Is there not a niggle of awareness on the part of security correspondents, gardai, Department of Justice officials and Department of Justice Ministers that such a focus is nowadays laughable? Who are the real bosses of "organised crime" here - the criminals from the working-class areas of Dublin or the bankers, accountants, business people and lawyers who have been massively engaged in wide-scale tax fraud and money-laundering for years?

How could the chaotic arrangements of working-class criminals be classified as "organised crime", as compared with the sophisticated, professional operations of the real crime bosses in the banks, stock-broking houses and accountancy offices?

We don't consider tax fraud and money-laundering to be crime if it is done by high-class professionals. Crime is the impropriety of the working classes. Working the system is the impropriety of the professional classes.

A week ago today Kevin Meehan and Thomas Meehan from Kimmage in Dublin were convicted of money-laundering and sent to jail for five years and three years respectively. They had been the target of the Criminal Assets Bureau. Money-laundering is an offence under Section 31 of the Criminal Justice Act, 1994. It states that a person shall be guilty of an offence if he/she conceals or disguises any property which represents the proceeds of criminal activity on the part of the person concerned or on the part of any other person.

Don't we know from the tribunals and otherwise that the concealment of the proceeds of corruption and/or tax fraud is part of what we are as a society and that professional "advisers" are engaged in assisting this? Don't we know that all the major financial institutions have been engaged in concealing tax fraud on a massive basis for years? This is money-laundering. But has it occurred to the Criminal Assets Bureau or the Garda or the Department of Justice or the law-and-order brigade to focus on the real "bosses" of "organised crime"?
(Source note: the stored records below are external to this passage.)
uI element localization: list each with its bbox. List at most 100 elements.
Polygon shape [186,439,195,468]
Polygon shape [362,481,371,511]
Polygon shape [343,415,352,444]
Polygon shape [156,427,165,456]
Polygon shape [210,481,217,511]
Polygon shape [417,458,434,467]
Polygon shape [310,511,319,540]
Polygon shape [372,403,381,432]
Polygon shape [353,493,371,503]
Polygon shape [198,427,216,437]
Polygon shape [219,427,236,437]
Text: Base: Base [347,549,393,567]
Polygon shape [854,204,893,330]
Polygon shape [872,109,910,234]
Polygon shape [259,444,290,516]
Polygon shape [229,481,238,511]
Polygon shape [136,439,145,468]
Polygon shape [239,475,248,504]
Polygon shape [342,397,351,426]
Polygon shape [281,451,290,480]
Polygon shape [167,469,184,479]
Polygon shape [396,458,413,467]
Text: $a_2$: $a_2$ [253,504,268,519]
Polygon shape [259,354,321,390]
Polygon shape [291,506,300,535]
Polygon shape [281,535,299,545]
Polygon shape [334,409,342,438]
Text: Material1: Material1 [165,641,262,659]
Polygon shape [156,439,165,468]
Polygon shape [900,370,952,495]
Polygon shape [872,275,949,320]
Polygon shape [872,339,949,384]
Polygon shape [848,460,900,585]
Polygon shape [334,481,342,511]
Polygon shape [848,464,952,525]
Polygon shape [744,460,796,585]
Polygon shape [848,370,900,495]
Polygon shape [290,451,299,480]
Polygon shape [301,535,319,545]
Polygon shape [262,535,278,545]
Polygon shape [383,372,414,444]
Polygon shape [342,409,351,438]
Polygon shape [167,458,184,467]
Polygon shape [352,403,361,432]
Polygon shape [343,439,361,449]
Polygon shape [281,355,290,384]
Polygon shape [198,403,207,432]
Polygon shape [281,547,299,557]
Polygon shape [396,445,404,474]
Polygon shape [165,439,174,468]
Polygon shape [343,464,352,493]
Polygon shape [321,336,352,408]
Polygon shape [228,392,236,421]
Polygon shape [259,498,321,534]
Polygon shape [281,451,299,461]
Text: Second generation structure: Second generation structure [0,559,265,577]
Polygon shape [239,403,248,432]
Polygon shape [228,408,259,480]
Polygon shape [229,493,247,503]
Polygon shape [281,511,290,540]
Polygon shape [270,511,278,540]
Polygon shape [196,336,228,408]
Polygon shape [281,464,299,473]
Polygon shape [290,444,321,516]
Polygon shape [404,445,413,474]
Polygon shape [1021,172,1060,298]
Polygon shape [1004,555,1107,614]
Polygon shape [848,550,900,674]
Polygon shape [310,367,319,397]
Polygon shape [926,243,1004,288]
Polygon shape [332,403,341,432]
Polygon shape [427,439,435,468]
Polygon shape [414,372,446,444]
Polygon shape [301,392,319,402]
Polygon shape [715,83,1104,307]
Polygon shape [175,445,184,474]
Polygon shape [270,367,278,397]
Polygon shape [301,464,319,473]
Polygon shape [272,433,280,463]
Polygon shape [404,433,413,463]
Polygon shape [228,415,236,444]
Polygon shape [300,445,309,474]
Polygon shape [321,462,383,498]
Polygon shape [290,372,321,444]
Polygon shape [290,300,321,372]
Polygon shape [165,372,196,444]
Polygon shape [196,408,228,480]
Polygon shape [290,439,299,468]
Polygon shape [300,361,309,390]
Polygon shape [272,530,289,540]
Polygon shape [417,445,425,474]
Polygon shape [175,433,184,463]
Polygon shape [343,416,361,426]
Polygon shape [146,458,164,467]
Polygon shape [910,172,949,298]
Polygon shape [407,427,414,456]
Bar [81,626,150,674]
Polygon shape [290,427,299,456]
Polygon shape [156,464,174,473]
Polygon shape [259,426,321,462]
ALL these fandangles created to deal with the scourge (or is it the menace?) of crime are there to take care of the crime of the working classes, especially with those from the working classes who have had the effrontery to get rich through working the system. Why should Kevin Meehan and Thomas Meehan be in jail and the legions of bankers, accountants and corporate chiefs who have been found to have been up to their oxters in the money-laundering wash-basins be free?

Why hasn't the Criminal Assets Bureau been around to the banks of late, inquiring about their proceeds from the DIRT crime? Should the assets from that crime not be seized by the Criminal Assets Bureau, just as the assets of small-time criminals have been?

Equally, have they been out to Quarryvale? We know there is prima facie evidence that Quarryvale came about because of crime and that prima facie the huge profits made through it represent the proceeds of crime. Why should they not be seized, pending a determination on whether they are the proceeds of crime?

Or did it occur to any of these sleuths to stroll to the Revenue Commissioners and inquire of them what they did - or did not do - about the banks' role in money-laundering?

The idea is preposterous. That is not what the Criminal Assets Bureau is about. This kind of crime is not what the EU justice ministers are about or what the criminal justice system is about. The criminal justice system is about targeting the harms of the poor, not the rich.

Would it be too much to expect that the Dail might consider whether it really intended the plethora of criminal justice legislation passed (often in haste) in the last decade to be so selectively targeted?